Air France professes surprise that this data was obtained by the US for a flight to Mexico.  If they really don’t know how the US retrieved the data that’s because (1) Air France has outsourced its reservations hosting to Amadeus, so that Amadeus could have given the US government (or anyone else) access without Air France even knowing about it, (2) Passenger Name Records (PNRs) have change logs but no access logs, so even Amadeus probably doesn’t know who retrieves the reservations unless they made special efforts to preserve that data.  When specifically asked by passengers for these records, Air France has recently claimed to have no records at all about what Amadeus has done with Air France PNRs (in fact, the CBP has “root” access to all of them), and no records of who has actually retrieved Air France passenger data.

There has never been any doubt, though, that the revised APIS rule applies to overflights.  This provision was especially unpopular in Canada, both with the public and the government, because of concerns about US interference or retaliation with travel between Canada and Cuba.  Most Canada-Cuba flights overfly the US, just as many USA-Latin America flights go through Cuban airspace.  We wonder what US citizens would think if American Airlines were required to send their names to the Cuban government, and get their permission, before they could board a flight from Miami to South America.  Air France is fully aware of this rule, and in fact is obligated by French data protection law to forewarn anyone considering making reservations on their Paris-Mexico flights that their data will be sent to US authorities.

Moreover, the APIS rules and the Seecure Flight rules which will eventually replace them don’t provide for the CBP or TSA to tell airlines “when someone on the no-fly list is on the manifest”.  Both of these rules, once implemented, change the default to “no”, so that the airline isn’t allowed to board any passenger until they receive an affirmative, individualized permission message that the passenger is “cleared” for that flight.
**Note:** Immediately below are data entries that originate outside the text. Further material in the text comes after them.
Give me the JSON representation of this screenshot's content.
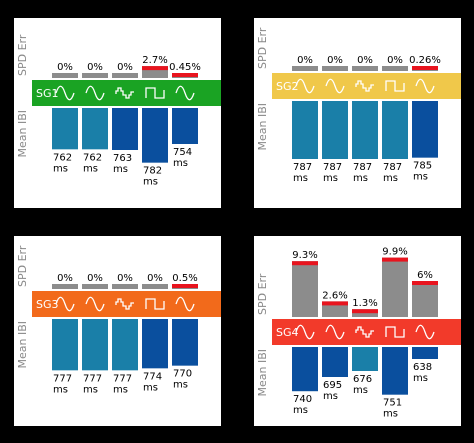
{
  "chart_data": [
    {
      "type": "bar",
      "band_label": "SG1",
      "band_color": "#1aa323",
      "band_text_color": "#ffffff",
      "ylabel_top": "SPD Err",
      "ylabel_bottom": "Mean IBI",
      "bar_color_top": "#8c8c8c",
      "error_color": "#e8141e",
      "top_ylim": [
        0,
        10
      ],
      "bottom_ylim": [
        700,
        790
      ],
      "columns": [
        {
          "waveform": "sine",
          "spd_err": 0,
          "spd_label": "0%",
          "ibi": 762,
          "ibi_label": "762",
          "unit": "ms",
          "color": "#1a7fa8"
        },
        {
          "waveform": "sine",
          "spd_err": 0,
          "spd_label": "0%",
          "ibi": 762,
          "ibi_label": "762",
          "unit": "ms",
          "color": "#1a7fa8"
        },
        {
          "waveform": "stepped-sine",
          "spd_err": 0,
          "spd_label": "0%",
          "ibi": 763,
          "ibi_label": "763",
          "unit": "ms",
          "color": "#0a4f9e"
        },
        {
          "waveform": "square",
          "spd_err": 2.7,
          "spd_label": "2.7%",
          "ibi": 782,
          "ibi_label": "782",
          "unit": "ms",
          "color": "#0a4f9e"
        },
        {
          "waveform": "sine",
          "spd_err": 0.45,
          "spd_label": "0.45%",
          "ibi": 754,
          "ibi_label": "754",
          "unit": "ms",
          "color": "#0a4f9e"
        }
      ]
    },
    {
      "type": "bar",
      "band_label": "SG2",
      "band_color": "#f0c84a",
      "band_text_color": "#ffffff",
      "ylabel_top": "SPD Err",
      "ylabel_bottom": "Mean IBI",
      "bar_color_top": "#8c8c8c",
      "error_color": "#e8141e",
      "top_ylim": [
        0,
        10
      ],
      "bottom_ylim": [
        700,
        790
      ],
      "columns": [
        {
          "waveform": "sine",
          "spd_err": 0,
          "spd_label": "0%",
          "ibi": 787,
          "ibi_label": "787",
          "unit": "ms",
          "color": "#1a7fa8"
        },
        {
          "waveform": "sine",
          "spd_err": 0,
          "spd_label": "0%",
          "ibi": 787,
          "ibi_label": "787",
          "unit": "ms",
          "color": "#1a7fa8"
        },
        {
          "waveform": "stepped-sine",
          "spd_err": 0,
          "spd_label": "0%",
          "ibi": 787,
          "ibi_label": "787",
          "unit": "ms",
          "color": "#1a7fa8"
        },
        {
          "waveform": "square",
          "spd_err": 0,
          "spd_label": "0%",
          "ibi": 787,
          "ibi_label": "787",
          "unit": "ms",
          "color": "#1a7fa8"
        },
        {
          "waveform": "sine",
          "spd_err": 0.26,
          "spd_label": "0.26%",
          "ibi": 785,
          "ibi_label": "785",
          "unit": "ms",
          "color": "#0a4f9e"
        }
      ]
    },
    {
      "type": "bar",
      "band_label": "SG3",
      "band_color": "#f26a1b",
      "band_text_color": "#ffffff",
      "ylabel_top": "SPD Err",
      "ylabel_bottom": "Mean IBI",
      "bar_color_top": "#8c8c8c",
      "error_color": "#e8141e",
      "top_ylim": [
        0,
        10
      ],
      "bottom_ylim": [
        700,
        790
      ],
      "columns": [
        {
          "waveform": "sine",
          "spd_err": 0,
          "spd_label": "0%",
          "ibi": 777,
          "ibi_label": "777",
          "unit": "ms",
          "color": "#1a7fa8"
        },
        {
          "waveform": "sine",
          "spd_err": 0,
          "spd_label": "0%",
          "ibi": 777,
          "ibi_label": "777",
          "unit": "ms",
          "color": "#1a7fa8"
        },
        {
          "waveform": "stepped-sine",
          "spd_err": 0,
          "spd_label": "0%",
          "ibi": 777,
          "ibi_label": "777",
          "unit": "ms",
          "color": "#1a7fa8"
        },
        {
          "waveform": "square",
          "spd_err": 0,
          "spd_label": "0%",
          "ibi": 774,
          "ibi_label": "774",
          "unit": "ms",
          "color": "#0a4f9e"
        },
        {
          "waveform": "sine",
          "spd_err": 0.5,
          "spd_label": "0.5%",
          "ibi": 770,
          "ibi_label": "770",
          "unit": "ms",
          "color": "#0a4f9e"
        }
      ]
    },
    {
      "type": "bar",
      "band_label": "SG4",
      "band_color": "#f23a2a",
      "band_text_color": "#ffffff",
      "ylabel_top": "SPD Err",
      "ylabel_bottom": "Mean IBI",
      "bar_color_top": "#8c8c8c",
      "error_color": "#e8141e",
      "top_ylim": [
        0,
        10
      ],
      "bottom_ylim": [
        600,
        790
      ],
      "columns": [
        {
          "waveform": "sine",
          "spd_err": 9.3,
          "spd_label": "9.3%",
          "ibi": 740,
          "ibi_label": "740",
          "unit": "ms",
          "color": "#0a4f9e"
        },
        {
          "waveform": "sine",
          "spd_err": 2.6,
          "spd_label": "2.6%",
          "ibi": 695,
          "ibi_label": "695",
          "unit": "ms",
          "color": "#0a4f9e"
        },
        {
          "waveform": "stepped-sine",
          "spd_err": 1.3,
          "spd_label": "1.3%",
          "ibi": 676,
          "ibi_label": "676",
          "unit": "ms",
          "color": "#1a7fa8"
        },
        {
          "waveform": "square",
          "spd_err": 9.9,
          "spd_label": "9.9%",
          "ibi": 751,
          "ibi_label": "751",
          "unit": "ms",
          "color": "#0a4f9e"
        },
        {
          "waveform": "sine",
          "spd_err": 6,
          "spd_label": "6%",
          "ibi": 638,
          "ibi_label": "638",
          "unit": "ms",
          "color": "#0a4f9e"
        }
      ]
    }
  ]
}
The fact that Mr. Mr. Calvo Ospina was allowed to board, and that Air France is getting messages only for watchlist hits instead of clearance mesage for all passengers,  suggests that the CBP has not yet been able to implement this part of the revised APIS rule, which requires a whole new real-time bidirectional messaging system between the CBP and each airline, closely integrated into airlines’ check-in and departure control systems.
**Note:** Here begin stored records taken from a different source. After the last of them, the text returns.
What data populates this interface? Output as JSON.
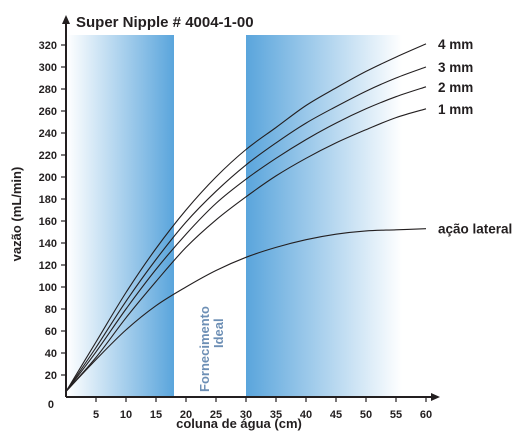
{
  "chart_data": {
    "type": "line",
    "title": "Super Nipple # 4004-1-00",
    "xlabel": "coluna de água (cm)",
    "ylabel": "vazão (mL/min)",
    "xlim": [
      0,
      63
    ],
    "ylim": [
      0,
      335
    ],
    "x_ticks": [
      "5",
      "10",
      "15",
      "20",
      "25",
      "30",
      "35",
      "40",
      "45",
      "50",
      "55",
      "60"
    ],
    "y_ticks": [
      "0",
      "20",
      "40",
      "60",
      "80",
      "100",
      "120",
      "140",
      "160",
      "180",
      "200",
      "220",
      "240",
      "260",
      "280",
      "300",
      "320"
    ],
    "origin_label": "0",
    "grid": false,
    "legend": "none; series labeled at line ends",
    "band": {
      "label_line1": "Fornecimento",
      "label_line2": "Ideal",
      "x_range": [
        19,
        31.5
      ]
    },
    "colors": {
      "line": "#231f20",
      "band_dark": "#5aa5dc",
      "band_light": "#ffffff",
      "band_label": "#6d8fb5"
    },
    "series": [
      {
        "name": "4 mm",
        "points": [
          [
            0,
            5
          ],
          [
            5,
            50
          ],
          [
            10,
            95
          ],
          [
            15,
            135
          ],
          [
            20,
            170
          ],
          [
            25,
            200
          ],
          [
            30,
            225
          ],
          [
            35,
            245
          ],
          [
            40,
            265
          ],
          [
            45,
            281
          ],
          [
            50,
            296
          ],
          [
            55,
            309
          ],
          [
            60,
            321
          ]
        ]
      },
      {
        "name": "3 mm",
        "points": [
          [
            0,
            5
          ],
          [
            5,
            45
          ],
          [
            10,
            87
          ],
          [
            15,
            125
          ],
          [
            20,
            159
          ],
          [
            25,
            187
          ],
          [
            30,
            211
          ],
          [
            35,
            231
          ],
          [
            40,
            249
          ],
          [
            45,
            264
          ],
          [
            50,
            278
          ],
          [
            55,
            290
          ],
          [
            60,
            300
          ]
        ]
      },
      {
        "name": "2 mm",
        "points": [
          [
            0,
            5
          ],
          [
            5,
            41
          ],
          [
            10,
            80
          ],
          [
            15,
            116
          ],
          [
            20,
            148
          ],
          [
            25,
            176
          ],
          [
            30,
            198
          ],
          [
            35,
            217
          ],
          [
            40,
            234
          ],
          [
            45,
            249
          ],
          [
            50,
            262
          ],
          [
            55,
            273
          ],
          [
            60,
            282
          ]
        ]
      },
      {
        "name": "1 mm",
        "points": [
          [
            0,
            5
          ],
          [
            5,
            36
          ],
          [
            10,
            72
          ],
          [
            15,
            105
          ],
          [
            20,
            136
          ],
          [
            25,
            161
          ],
          [
            30,
            182
          ],
          [
            35,
            201
          ],
          [
            40,
            217
          ],
          [
            45,
            231
          ],
          [
            50,
            243
          ],
          [
            55,
            254
          ],
          [
            60,
            262
          ]
        ]
      },
      {
        "name": "ação lateral",
        "points": [
          [
            0,
            5
          ],
          [
            5,
            34
          ],
          [
            10,
            61
          ],
          [
            15,
            83
          ],
          [
            20,
            100
          ],
          [
            25,
            115
          ],
          [
            30,
            127
          ],
          [
            35,
            136
          ],
          [
            40,
            143
          ],
          [
            45,
            148
          ],
          [
            50,
            151
          ],
          [
            55,
            152
          ],
          [
            60,
            153
          ]
        ]
      }
    ]
  }
}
The only way we will likely find out what really happened, of course, will be if Mr. Calvo Ospina exercises his rights to see his dossiers with the CBP, Air France, and in this csase especially Amadeus  — and  if other travelers likewise demand to see their travel records, and to know who else has seen them.   If Mr. Calvo Ospina or others get their files, we stand ready to assist them in interpreting them.
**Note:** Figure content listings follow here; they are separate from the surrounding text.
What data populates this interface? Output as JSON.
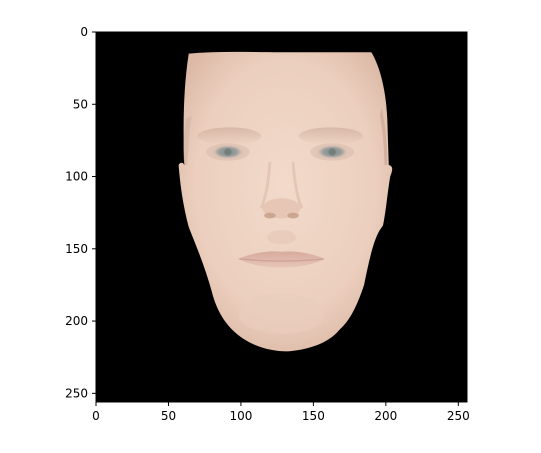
{
  "chart_data": {
    "type": "image",
    "title": "",
    "xlabel": "",
    "ylabel": "",
    "image_description": "frontal rendered face on a black background",
    "image_size": [
      256,
      256
    ],
    "xlim": [
      0,
      256
    ],
    "ylim": [
      256,
      0
    ],
    "x_ticks": [
      0,
      50,
      100,
      150,
      200,
      250
    ],
    "y_ticks": [
      0,
      50,
      100,
      150,
      200,
      250
    ],
    "x_tick_labels": [
      "0",
      "50",
      "100",
      "150",
      "200",
      "250"
    ],
    "y_tick_labels": [
      "0",
      "50",
      "100",
      "150",
      "200",
      "250"
    ]
  },
  "colors": {
    "background": "#000000",
    "skin": "#efd5c5",
    "skin_shadow": "#d9b8a6",
    "eye": "#8e9694",
    "lips": "#dbb4a6",
    "hair_edge": "#b49a88"
  }
}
7 thoughts on “Air France passenger data and “no-fly” orders

  1. I believe most international airline rules are tit for tat. In other words if the US doesn’t allow a foreign carrier to overfly its territory then that airline’s host country retaliates with American flights being prevented from overflying their territory. It’s done for a reason of course and that is to make it too difficult or too expensive for countries to get away with such egregious behaviour. Obviously Americans in their typical arrogant manner have been getting away with this kind of disruptive and foolish behaviour for much too long. Let them start to pay for their breaking of international treaties.